Sadim bin Samin yang usianya ditaksir 40 tahun lebih adalah warga Kampung Cikeusik, salah satu kampung dari tiga kampung Baduy Dalam yang kini jumlahnya sekitar 1400 jiwa, sementara jumlah warga Baduy Luar sekitar 9000 jiwa. Aktifitas keseharian lelaki yang dikenal tidak banyak tingkah tersebut banyak dihabiskan di huma/ladang miliknya. Namun ia pun sering diminta tenaganya oleh warga di luar Baduy, khususnya warga Kampung Cilebang Desa Sukaraja Kecamatan Sobang Kab. Lebak yang berbatasan langsung dengan kampung Cikeusik untuk membantu membersihkan ladangnya. Interaksi tersebut ia lakukan sudah belasan tahun lamanya dengan imbalan uang atau beras alakadarnya. Kegiatan menjadi buruh tani/ladang ini ia lakukan disela-sela waktu berhuma di kampungnya. Karena musim tanam/berladang di Baduy hanya 1 kali setahun, maka banyak waktu luang yang dimiliki untuk mengais rejeki tambahan. Sadim yang kurus, pendiam dan tertutup ini memiliki 8 anak dan 1 menantu, tergolong keluarga sangat sederhana. Namun demikian ia pun masih memiliki 1 leuit/lumbung padi sebagaimana dimiliki oleh warga/urang Baduy lainnya.

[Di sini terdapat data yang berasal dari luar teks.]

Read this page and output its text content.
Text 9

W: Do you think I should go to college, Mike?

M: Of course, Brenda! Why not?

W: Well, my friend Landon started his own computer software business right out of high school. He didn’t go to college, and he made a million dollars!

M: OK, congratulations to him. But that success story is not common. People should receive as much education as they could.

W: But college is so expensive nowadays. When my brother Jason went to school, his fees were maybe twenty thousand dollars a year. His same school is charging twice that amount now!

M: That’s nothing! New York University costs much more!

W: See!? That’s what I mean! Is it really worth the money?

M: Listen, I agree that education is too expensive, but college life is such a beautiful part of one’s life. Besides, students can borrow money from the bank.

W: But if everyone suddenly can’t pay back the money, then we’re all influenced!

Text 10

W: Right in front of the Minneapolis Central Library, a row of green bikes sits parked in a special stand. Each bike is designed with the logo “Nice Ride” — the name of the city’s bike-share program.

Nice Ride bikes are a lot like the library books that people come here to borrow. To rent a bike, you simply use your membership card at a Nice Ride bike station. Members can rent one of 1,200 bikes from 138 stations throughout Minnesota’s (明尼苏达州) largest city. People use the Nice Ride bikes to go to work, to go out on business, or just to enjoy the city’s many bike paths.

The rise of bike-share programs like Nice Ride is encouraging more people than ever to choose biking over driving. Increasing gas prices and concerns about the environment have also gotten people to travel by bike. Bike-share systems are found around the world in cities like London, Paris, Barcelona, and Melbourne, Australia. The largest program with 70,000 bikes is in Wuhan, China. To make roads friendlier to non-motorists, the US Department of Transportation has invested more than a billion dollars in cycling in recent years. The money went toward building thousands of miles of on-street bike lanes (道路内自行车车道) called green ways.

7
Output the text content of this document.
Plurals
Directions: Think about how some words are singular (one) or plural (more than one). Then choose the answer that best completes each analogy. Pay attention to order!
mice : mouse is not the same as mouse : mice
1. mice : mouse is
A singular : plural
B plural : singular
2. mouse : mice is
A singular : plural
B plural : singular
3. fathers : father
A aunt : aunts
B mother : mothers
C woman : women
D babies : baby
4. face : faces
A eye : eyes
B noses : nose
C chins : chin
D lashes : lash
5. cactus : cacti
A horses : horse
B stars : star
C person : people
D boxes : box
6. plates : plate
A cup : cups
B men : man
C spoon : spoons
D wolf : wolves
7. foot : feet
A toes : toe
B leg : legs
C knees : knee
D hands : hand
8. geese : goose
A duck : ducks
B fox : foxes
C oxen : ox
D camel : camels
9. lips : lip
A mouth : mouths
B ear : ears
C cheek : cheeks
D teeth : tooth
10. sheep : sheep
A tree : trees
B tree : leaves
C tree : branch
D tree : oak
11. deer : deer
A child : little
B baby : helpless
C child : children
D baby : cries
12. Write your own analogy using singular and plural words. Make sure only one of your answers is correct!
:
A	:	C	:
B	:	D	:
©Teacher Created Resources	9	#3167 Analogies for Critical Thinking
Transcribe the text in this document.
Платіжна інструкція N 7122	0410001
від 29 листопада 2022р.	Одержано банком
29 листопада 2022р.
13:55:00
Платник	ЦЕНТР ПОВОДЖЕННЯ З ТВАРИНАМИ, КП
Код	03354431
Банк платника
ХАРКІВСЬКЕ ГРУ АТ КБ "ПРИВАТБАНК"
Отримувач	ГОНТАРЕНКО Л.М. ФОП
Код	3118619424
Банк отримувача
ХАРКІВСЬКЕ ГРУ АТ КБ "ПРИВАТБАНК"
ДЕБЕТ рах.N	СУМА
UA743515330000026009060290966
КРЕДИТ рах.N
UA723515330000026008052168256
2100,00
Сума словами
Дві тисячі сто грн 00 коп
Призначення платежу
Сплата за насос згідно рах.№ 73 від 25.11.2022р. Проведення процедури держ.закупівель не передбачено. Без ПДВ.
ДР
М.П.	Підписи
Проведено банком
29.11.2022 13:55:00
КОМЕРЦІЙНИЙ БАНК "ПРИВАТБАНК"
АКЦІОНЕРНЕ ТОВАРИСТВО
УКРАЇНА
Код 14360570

Pagi itu, 13 Agustus 2005 Sadim diamanatkan oleh warga kampung Cilebang untuk menyiangi ladang milik keluarga Yadi. Sadim pun penuhi amanat keluarga yang sudah ia kenal sejak lama tersebut. Tanpa memperdulikan nilai upah yang akan diberikan majikannya, ia bekerja di lahan yang berbatasan langsung dengan gunung Rorongo Congo. Salah satu gunung tertinggi di kawasan pegunungan Kendeng dan dianggap sebagai gunung yang dikeramatkan warga desa setempat. Dalam tradisi lisan masyarakat setempat, diyakini bahwa apabila gunung tersebut dikelola, selalu berakibat buruk bagi masyarakat, misalnya terjadi bencana kebakaran, banjir dan sebagainya. Karenanya berdasarkan kesepakatan bersama warga kampung Cilebang, gunung tersebut dijadikan hutan lindung yang tidak boleh diganggu. Bahkan dalam riwayat lisan masyarakat Baduy, konon dahulu pernah terjadi banjir besar di Pulau Jawa, puncak gunung tersebut adalah satu-satunya tempat yang tidak tertimpa banjir di wilayah Jawa Barat.

KONFLIK BATIN

Setelah empat hari mengerjakan ladang milik keluarga Yadi, Sadim teringat bahwa tepat pada 17 Agustus 2005 akan dilakukan satu upacara adat yang disebut Ngaseuk Serang, yakni penanaman padi pertama kali yang wajib diikuti oleh seluruh warga Baduy Dalam. Namun keluarga Yadi memintanya untuk tetap tinggal di rumahnya dan menggarap lahan yang mulai mengusik kawasan Gunung Rorongo Congo.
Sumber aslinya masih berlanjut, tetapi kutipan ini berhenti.